Marquardt also gave a talk during his stay in Beirut, shedding light on his art and answering audience questions, many of which were geared toward his strict door policy at Berghain rather than his work. He told me he has had journalists go as far as showing him photos of random people and asking whether they would get in, questions he doesn’t like and doesn’t have an answer to.
Growing up in East Berlin, Marquardt became interested in photography by chance and began his career documenting punk counterculture. After the fall of the Iron Curtain, Marquardt says many East Germans, including him, experienced an identity crisis, and he stopped taking photos at this time, forming a new identity and shifting to a career as a doorman when his DJ brother was organizing underground parties.
Today he only takes photos in black and white on an analog camera, and prefers natural light. He was worried a few years ago that digital photography would kill the older method, but is happy to see a counter movement still embracing analog cameras. Marquardt says his photos are always staged and taken in his hometown, though he revealed during his stay that he is considering taking photos for the first time outside the German capital, possibly in Belgrade. The artist also works with brands, shooting campaigns for those looking for his distinctive aesthetic, and has even collaborated with Hugo Boss on a T-shirt collection featuring his images.
Marquardt told me that upon his arrival to the Beirut airport he was given a few startled looks by airport security, but this is common. When I asked about his countless tattoos, he says that his skin is a canvas for the story of his life. I noticed he was wearing sneakers, something he swore he would never do in an older interview I had read online. Laughing, he responds, “never say never” and admits he discovered the sneaker only two years back.
He says he had never thought of coming to Beirut before this invitation was extended, but was curious to explore the city. He observed Lebanon’s architecture, the contrasts of old homes standing next to new towers. Though he knew a bit about Lebanon’s history, he was impressed to learn, while walking along the demarcation line, that Beirut, like Berlin, also had an east and west.
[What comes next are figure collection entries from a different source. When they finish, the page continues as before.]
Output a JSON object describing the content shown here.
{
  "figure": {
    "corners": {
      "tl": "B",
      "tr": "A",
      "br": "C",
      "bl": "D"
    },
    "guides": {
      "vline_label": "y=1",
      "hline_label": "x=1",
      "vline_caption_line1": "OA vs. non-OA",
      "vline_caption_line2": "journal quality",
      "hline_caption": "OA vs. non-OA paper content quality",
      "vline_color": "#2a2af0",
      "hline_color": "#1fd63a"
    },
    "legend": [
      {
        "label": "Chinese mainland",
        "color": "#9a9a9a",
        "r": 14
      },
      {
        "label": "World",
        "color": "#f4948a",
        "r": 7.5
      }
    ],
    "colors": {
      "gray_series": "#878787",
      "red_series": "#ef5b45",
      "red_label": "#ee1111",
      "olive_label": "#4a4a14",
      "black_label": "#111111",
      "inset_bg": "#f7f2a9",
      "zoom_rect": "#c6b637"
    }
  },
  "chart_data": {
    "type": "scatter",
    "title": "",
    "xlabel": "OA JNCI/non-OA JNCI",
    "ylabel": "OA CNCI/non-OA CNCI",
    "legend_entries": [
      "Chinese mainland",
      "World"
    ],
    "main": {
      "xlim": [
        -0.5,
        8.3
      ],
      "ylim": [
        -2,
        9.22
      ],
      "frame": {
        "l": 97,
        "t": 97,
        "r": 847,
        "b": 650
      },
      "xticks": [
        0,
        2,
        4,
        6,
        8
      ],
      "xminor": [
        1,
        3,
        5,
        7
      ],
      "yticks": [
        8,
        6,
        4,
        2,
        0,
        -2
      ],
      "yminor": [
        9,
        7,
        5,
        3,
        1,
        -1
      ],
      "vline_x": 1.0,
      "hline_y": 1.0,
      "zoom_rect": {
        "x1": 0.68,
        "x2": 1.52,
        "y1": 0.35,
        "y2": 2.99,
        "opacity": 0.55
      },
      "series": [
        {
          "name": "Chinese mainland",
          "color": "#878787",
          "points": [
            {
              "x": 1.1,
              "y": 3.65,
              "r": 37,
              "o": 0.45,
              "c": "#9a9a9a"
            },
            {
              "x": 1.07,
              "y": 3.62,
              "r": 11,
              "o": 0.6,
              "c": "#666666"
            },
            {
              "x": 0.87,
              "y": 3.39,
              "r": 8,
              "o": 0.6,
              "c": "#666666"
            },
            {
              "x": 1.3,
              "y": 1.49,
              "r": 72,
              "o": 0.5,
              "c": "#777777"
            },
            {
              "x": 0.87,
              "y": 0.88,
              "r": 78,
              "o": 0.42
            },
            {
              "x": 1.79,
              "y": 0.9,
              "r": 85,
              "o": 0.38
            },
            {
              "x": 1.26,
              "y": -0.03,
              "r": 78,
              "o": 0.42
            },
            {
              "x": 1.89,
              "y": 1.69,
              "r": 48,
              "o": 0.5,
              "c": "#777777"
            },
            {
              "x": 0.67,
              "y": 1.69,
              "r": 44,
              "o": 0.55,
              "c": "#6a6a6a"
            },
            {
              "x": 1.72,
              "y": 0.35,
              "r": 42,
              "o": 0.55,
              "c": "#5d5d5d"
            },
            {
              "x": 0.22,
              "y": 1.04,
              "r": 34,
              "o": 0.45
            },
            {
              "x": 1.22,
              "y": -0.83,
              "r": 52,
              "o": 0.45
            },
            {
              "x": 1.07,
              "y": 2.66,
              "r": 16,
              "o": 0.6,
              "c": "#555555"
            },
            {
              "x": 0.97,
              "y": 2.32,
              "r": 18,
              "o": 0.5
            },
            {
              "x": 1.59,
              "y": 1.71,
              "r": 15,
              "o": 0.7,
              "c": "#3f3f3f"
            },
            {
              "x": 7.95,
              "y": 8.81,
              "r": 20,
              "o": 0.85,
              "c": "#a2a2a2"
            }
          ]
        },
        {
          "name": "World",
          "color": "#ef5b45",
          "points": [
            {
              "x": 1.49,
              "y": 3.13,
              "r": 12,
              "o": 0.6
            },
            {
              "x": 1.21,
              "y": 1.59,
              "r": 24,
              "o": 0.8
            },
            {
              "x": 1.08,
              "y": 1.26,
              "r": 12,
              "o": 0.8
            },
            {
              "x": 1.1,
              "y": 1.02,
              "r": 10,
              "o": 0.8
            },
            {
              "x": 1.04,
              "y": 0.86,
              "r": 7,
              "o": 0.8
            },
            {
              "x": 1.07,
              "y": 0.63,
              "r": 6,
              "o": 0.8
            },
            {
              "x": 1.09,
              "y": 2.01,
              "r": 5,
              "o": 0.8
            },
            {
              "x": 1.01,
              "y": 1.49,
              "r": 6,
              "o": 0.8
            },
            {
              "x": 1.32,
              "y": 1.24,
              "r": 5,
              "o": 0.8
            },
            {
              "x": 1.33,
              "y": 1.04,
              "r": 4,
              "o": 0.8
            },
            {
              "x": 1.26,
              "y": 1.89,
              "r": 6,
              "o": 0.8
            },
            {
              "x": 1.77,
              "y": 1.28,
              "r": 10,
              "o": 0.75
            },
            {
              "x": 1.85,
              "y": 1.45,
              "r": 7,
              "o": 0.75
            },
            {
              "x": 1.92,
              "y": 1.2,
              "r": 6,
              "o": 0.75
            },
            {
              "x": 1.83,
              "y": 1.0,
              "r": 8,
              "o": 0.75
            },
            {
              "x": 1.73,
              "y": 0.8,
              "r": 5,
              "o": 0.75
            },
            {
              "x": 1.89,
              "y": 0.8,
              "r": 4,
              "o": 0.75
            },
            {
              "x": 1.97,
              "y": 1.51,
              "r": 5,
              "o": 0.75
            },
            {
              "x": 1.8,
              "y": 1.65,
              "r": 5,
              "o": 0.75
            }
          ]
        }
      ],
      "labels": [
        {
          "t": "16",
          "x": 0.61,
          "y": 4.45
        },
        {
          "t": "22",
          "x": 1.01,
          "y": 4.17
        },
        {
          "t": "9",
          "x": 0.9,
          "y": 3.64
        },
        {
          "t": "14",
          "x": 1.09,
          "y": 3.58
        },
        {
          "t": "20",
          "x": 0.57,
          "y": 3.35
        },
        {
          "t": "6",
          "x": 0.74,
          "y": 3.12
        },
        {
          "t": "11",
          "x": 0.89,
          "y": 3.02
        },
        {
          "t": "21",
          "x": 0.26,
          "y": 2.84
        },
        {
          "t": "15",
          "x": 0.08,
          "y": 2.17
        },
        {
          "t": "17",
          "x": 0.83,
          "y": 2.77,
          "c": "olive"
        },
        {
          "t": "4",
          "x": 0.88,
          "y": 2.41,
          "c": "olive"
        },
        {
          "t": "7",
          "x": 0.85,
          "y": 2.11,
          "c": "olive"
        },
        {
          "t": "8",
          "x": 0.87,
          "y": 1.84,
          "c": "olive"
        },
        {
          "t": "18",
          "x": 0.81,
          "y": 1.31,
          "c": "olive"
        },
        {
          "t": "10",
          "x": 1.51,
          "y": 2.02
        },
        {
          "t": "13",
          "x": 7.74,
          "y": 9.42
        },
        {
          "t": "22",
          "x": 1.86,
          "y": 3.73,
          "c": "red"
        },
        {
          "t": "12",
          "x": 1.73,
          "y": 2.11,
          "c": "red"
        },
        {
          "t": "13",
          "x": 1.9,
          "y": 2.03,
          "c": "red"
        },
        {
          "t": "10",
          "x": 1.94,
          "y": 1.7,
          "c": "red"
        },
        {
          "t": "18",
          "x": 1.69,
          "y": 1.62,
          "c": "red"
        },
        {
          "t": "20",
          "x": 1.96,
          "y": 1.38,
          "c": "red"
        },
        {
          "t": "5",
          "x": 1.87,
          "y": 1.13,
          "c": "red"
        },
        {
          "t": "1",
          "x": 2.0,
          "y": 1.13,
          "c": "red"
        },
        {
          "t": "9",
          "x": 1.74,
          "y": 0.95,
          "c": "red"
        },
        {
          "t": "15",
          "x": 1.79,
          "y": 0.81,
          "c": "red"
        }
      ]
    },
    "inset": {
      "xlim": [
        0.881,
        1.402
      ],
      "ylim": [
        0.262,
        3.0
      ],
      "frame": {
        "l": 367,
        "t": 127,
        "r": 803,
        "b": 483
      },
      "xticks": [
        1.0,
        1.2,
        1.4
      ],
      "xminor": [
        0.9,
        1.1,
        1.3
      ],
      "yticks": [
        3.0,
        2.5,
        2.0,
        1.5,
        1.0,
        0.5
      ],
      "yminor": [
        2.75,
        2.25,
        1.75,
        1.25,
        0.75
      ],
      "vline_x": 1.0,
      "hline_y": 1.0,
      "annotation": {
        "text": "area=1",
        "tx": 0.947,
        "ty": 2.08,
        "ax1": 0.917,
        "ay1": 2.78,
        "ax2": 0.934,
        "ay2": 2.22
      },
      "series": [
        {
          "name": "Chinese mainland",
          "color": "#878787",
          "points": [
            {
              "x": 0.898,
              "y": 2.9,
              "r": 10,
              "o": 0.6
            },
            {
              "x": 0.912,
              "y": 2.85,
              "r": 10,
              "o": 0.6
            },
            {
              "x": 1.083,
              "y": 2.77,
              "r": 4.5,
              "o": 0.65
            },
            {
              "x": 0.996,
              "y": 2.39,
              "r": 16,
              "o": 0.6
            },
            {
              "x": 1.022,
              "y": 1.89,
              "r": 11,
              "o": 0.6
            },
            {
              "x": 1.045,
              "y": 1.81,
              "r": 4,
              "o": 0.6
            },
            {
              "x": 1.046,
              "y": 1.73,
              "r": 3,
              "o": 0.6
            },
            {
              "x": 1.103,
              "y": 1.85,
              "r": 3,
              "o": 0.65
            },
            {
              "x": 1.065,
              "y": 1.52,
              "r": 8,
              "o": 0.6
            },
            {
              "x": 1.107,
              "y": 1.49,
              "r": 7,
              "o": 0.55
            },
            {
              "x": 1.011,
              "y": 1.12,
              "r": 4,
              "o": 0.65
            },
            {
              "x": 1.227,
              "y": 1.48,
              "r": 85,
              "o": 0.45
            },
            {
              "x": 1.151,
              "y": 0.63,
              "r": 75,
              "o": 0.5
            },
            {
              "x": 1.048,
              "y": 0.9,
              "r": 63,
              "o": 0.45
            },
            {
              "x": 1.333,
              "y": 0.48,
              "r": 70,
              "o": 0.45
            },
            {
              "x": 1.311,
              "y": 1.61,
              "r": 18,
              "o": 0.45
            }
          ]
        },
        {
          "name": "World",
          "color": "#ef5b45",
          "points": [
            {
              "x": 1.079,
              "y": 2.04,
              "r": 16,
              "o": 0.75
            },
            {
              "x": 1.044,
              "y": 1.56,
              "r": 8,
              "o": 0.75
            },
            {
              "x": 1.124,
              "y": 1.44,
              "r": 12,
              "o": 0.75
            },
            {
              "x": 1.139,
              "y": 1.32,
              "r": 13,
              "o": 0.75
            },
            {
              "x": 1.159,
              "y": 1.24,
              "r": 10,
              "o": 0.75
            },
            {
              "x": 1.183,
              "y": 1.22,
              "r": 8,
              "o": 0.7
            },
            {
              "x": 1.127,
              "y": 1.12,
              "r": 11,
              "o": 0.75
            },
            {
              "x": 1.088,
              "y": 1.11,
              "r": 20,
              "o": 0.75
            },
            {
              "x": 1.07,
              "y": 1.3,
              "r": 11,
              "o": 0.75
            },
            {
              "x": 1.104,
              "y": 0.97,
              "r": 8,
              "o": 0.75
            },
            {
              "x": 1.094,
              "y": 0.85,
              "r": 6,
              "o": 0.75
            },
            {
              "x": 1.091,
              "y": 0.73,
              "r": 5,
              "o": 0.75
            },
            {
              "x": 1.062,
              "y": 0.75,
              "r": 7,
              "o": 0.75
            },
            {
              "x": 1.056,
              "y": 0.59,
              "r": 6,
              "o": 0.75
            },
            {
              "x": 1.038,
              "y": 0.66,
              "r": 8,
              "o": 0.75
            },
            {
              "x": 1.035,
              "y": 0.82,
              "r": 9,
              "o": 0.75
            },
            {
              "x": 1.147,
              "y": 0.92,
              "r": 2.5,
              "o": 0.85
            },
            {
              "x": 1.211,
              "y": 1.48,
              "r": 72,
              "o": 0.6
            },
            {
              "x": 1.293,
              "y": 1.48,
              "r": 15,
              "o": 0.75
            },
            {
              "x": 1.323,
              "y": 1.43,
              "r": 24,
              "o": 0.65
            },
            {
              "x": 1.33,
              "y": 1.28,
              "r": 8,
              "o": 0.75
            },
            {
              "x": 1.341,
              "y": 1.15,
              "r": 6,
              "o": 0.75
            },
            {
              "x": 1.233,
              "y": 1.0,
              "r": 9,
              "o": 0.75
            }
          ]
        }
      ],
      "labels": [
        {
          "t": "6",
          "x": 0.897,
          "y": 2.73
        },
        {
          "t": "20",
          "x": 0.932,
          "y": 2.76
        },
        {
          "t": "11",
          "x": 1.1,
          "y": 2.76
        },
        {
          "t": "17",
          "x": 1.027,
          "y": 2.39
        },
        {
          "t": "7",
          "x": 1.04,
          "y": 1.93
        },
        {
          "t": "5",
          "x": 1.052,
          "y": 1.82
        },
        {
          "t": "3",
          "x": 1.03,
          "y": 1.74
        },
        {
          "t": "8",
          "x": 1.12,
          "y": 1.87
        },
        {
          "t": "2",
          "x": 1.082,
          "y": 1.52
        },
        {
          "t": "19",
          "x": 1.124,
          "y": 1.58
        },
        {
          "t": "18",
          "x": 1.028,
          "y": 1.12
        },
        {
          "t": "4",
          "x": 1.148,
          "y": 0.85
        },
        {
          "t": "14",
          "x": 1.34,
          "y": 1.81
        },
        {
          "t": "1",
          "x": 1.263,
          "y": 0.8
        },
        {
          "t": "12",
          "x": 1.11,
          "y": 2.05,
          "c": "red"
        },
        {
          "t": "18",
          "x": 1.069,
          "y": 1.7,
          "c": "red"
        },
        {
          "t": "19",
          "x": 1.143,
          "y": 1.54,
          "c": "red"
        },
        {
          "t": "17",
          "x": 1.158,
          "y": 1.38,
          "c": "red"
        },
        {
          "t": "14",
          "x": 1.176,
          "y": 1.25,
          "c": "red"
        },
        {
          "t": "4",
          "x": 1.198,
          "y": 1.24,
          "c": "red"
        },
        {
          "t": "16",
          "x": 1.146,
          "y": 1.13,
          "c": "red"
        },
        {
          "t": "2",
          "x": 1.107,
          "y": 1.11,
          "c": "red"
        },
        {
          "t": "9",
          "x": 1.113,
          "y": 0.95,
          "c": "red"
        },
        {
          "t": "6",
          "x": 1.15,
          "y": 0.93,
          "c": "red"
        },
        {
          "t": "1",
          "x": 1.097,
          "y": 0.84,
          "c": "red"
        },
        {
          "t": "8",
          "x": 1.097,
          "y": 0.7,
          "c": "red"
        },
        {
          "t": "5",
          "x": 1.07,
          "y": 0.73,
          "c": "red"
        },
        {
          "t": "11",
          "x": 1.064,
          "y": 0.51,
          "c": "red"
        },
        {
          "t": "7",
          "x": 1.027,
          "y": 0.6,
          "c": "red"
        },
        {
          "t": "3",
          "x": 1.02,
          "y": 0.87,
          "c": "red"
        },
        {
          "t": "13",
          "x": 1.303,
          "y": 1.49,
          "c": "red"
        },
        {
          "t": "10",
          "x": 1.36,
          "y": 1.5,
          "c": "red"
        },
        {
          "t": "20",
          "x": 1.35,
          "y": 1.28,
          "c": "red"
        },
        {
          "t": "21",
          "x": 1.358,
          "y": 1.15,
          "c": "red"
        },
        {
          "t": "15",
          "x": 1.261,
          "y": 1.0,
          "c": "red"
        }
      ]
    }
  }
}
During the Lebanese Civil War the capital was infamously cracked in half until 1990. The previous year had marked the unification of Berlin, which was physically divided into east and west for 28 years before the fall of its wall in 1989. Marquardt sees the parallels but is sensitive to the glaring difference, observing, “I also experienced a divided city, although in a different sense but with some similarities. The big difference is that in former East Berlin we were living in peace, which is different to here. I can’t imagine a war situation. It’s only when you get older that you are critical against the conditions.”
The two cities, worlds apart, have parallels that go beyond alliteration, former barriers—of bricks or bullets—as well as famous, though contrasting, party scenes. Though the internet often depicts Beirut’s party scene as wild, it’s quite docile compared to that of Berlin. Beirut still deserves credit for knowing how to have a good time, despite and perhaps because of its ongoing volatility. It’s interesting that both party scenes may have come from a similar need to rebel against, escape, or remedy harsh realities.
Marquardt, who is known for bringing an eclectic mix together inside Berghain, is using his art to bring the same club culture to others. In Beirut, the exhibitions brought the two cities closer together for a distinctive visual and sound experience.